12 Giugno 2019 · Livia Caivano · 3 min

  • Ad aprile i prestiti bancari verso i privati crescono dello 0,8%

  • I prestiti alle famiglie sono cresciuti del 2,6%

  • I tassi di interesse sui prestiti erogati alle famiglie per l’acquisto di immobilisono stati pari al 2,26%

Secondo i dati pubblicati nel report “Banche e moneta” ad aprile continuano a crescere i prestiti erogati dalle banche al settore privato. Nel frattempo Visco, daTokyo, sottolinea l’importanza di incrementare la crescita della produttività

Secondo i dati pubblicati da Bankitalia nel report “Banche e moneta” ad aprile i prestiti bancari verso i privati crescono dello 0,8%, in leggera flessione rispetto al mese di marzo (0,9%). Nello specifico, i prestiti alle famiglie sono cresciuti del 2,6% (in linea con il 2,5% del mese di marzo), mentre quelli verso le società non finanziarie sono diminuiti dello 0,6% (così come nel mese precedente).

L’Istituto rileva una crescita solida, del 3,4% (3,3% a marzo) sul fronte dei depositi, mentre la raccolta obbligazionaria è diminuita del 7,9% (-8,7% nel mese precedente).

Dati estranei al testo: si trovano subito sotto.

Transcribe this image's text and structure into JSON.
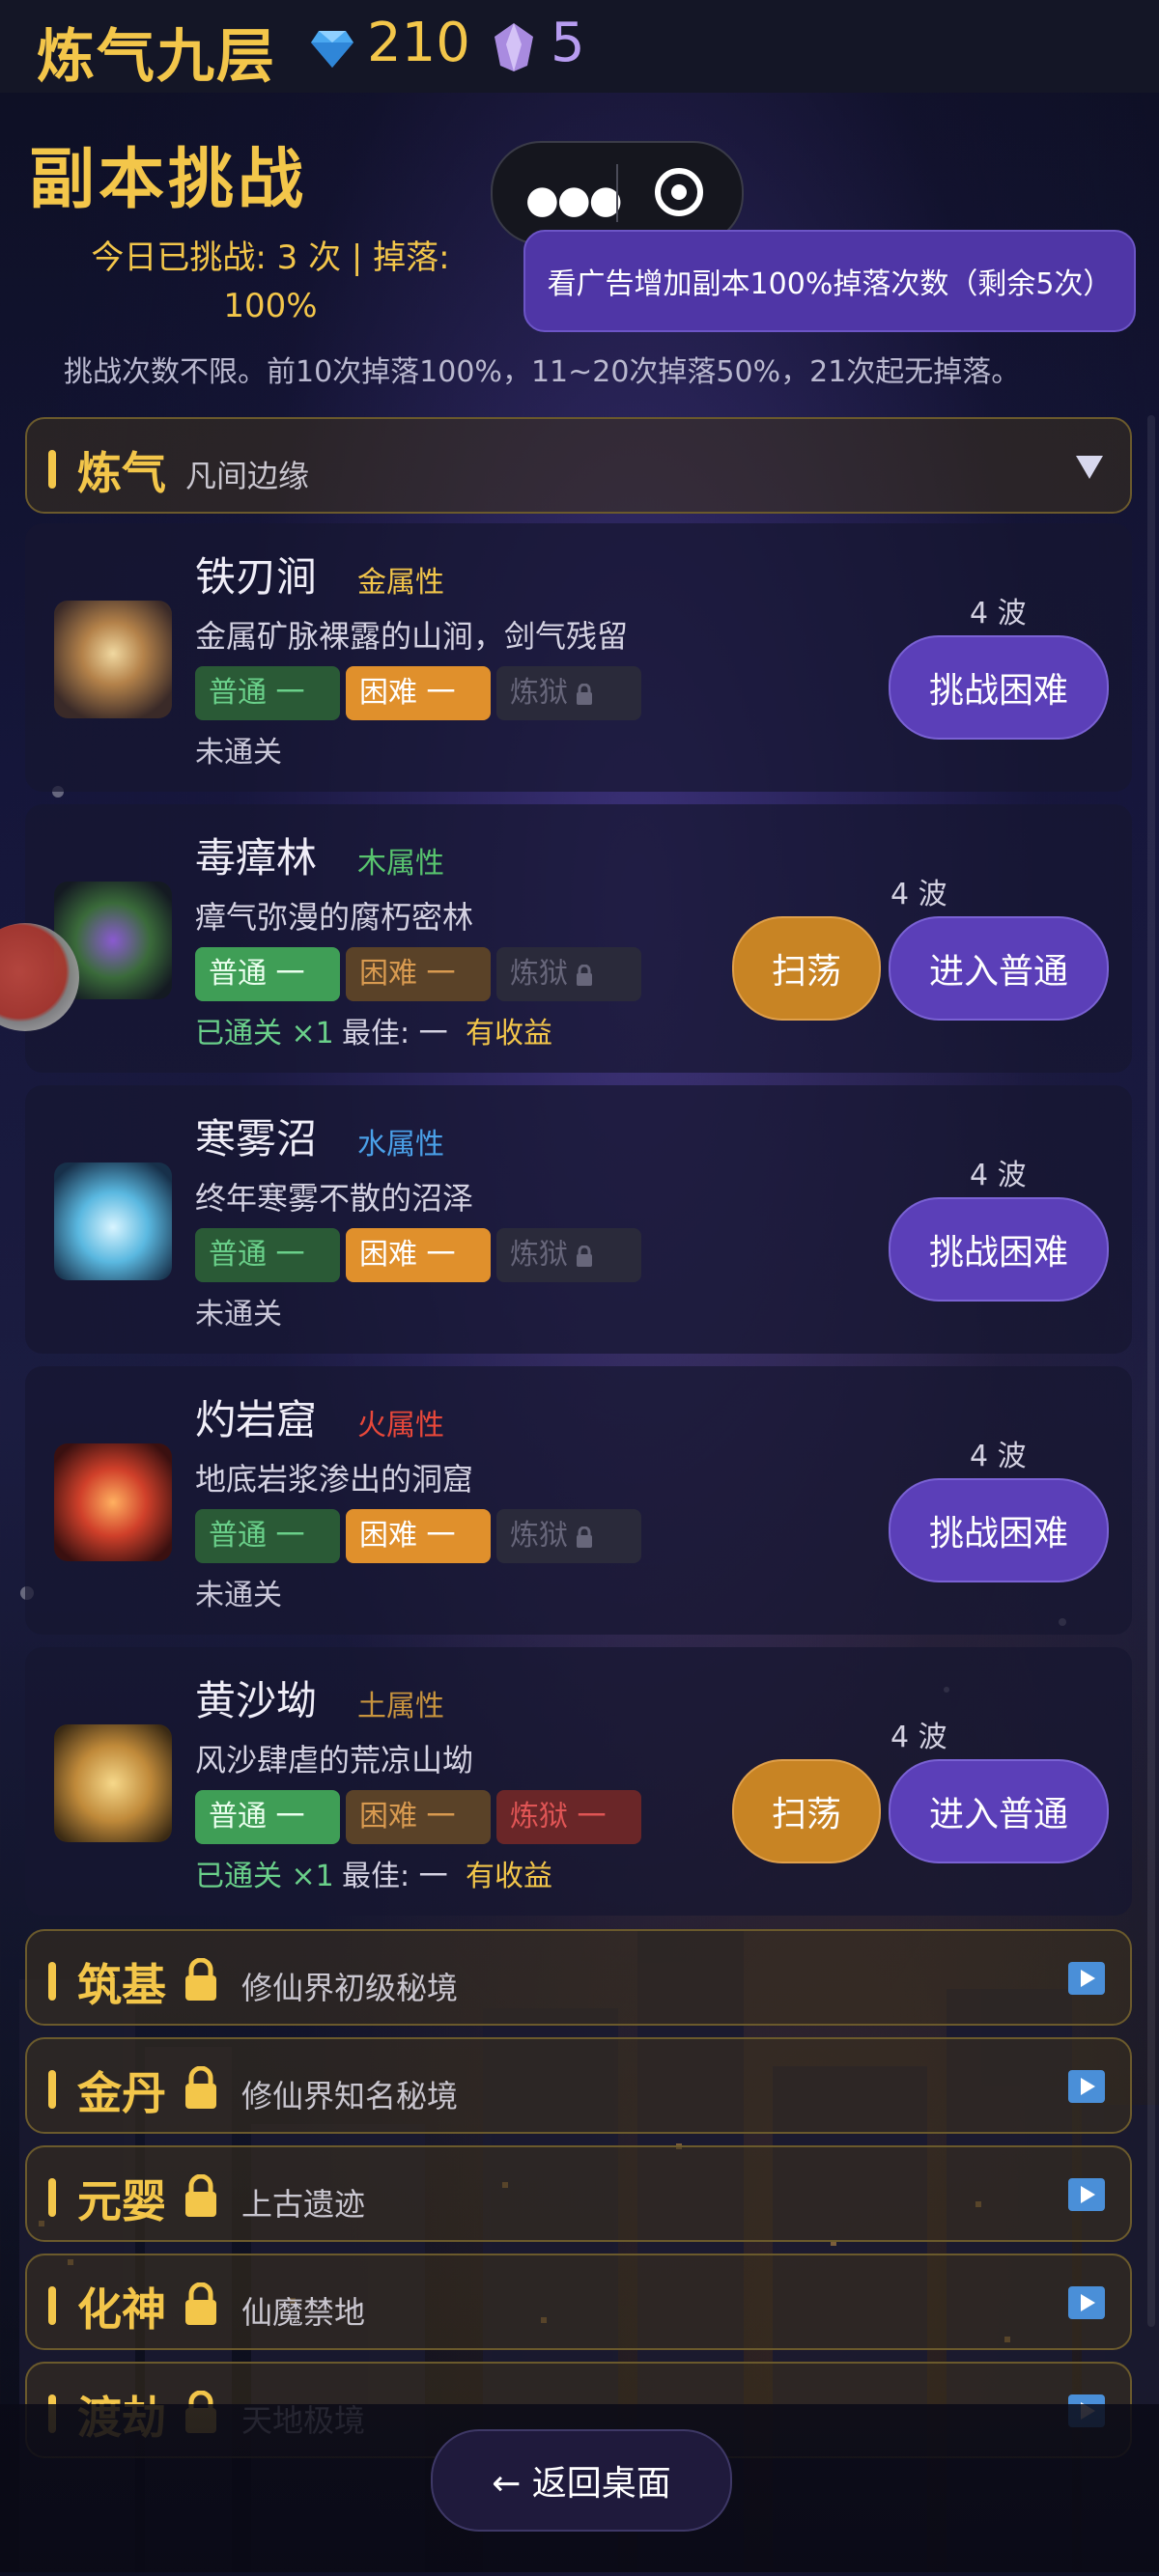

tassi di interesse sui prestiti erogati alle famiglie per l’acquisto di immobili sono stati pari al 2,26% (2,17% nel mese precedente) e quelli sulle nuove erogazioni di credito al consumo si sono attestati all’8,06%. Le sofferenze degli istituti bancari sono invece diminuite del 37,6% su base annua (-37,7% in marzo), anche grazie ad alcune operazioni di cartolarizzazione.

Nel frattempo, da Tokyo, il governatore della Banca d’Italia Ignazio Visco, lancia un allarme riguardo debito pubblico, invecchiamento e produttività. “In Italia abbiamo osservato un sostanziale ritardo nel rispondere ai cambiamenti introdotti dalla globalizzazione e dal progresso tecnologico. Questo ritardo è stato esacerbato dalle difficoltà delle piccole e medie imprese di innovare e adeguare i loro sistemi di governance”, ha infatti dichiarato dal palco dell’evento organizzato per ricordare i trent’anni della delegazione di Tokyo della Banca d’Italia

La lenta crescita della produttività, l’invecchiamento della popolazione e l’elevato debito pubblico sono tre sfide collegate tra loro, ha precisato, e che richiedono una risposta politica globale. “Gli sviluppi demografici in corso e la necessità di garantire finanze pubbliche sostenibili sottolineano l’importanza di incrementare la crescita della produttività”. Le politiche per salvaguardare i benefici del progresso tecnologico, prosegue Visco, dovrebbero andare di pari passo con un fermo impegno all’integrazione internazionale: “sarebbe un grave errore credere che il disimpegno dalle responsabilità globali potrebbe rendere più facile ottenere benefici duraturi a casa”.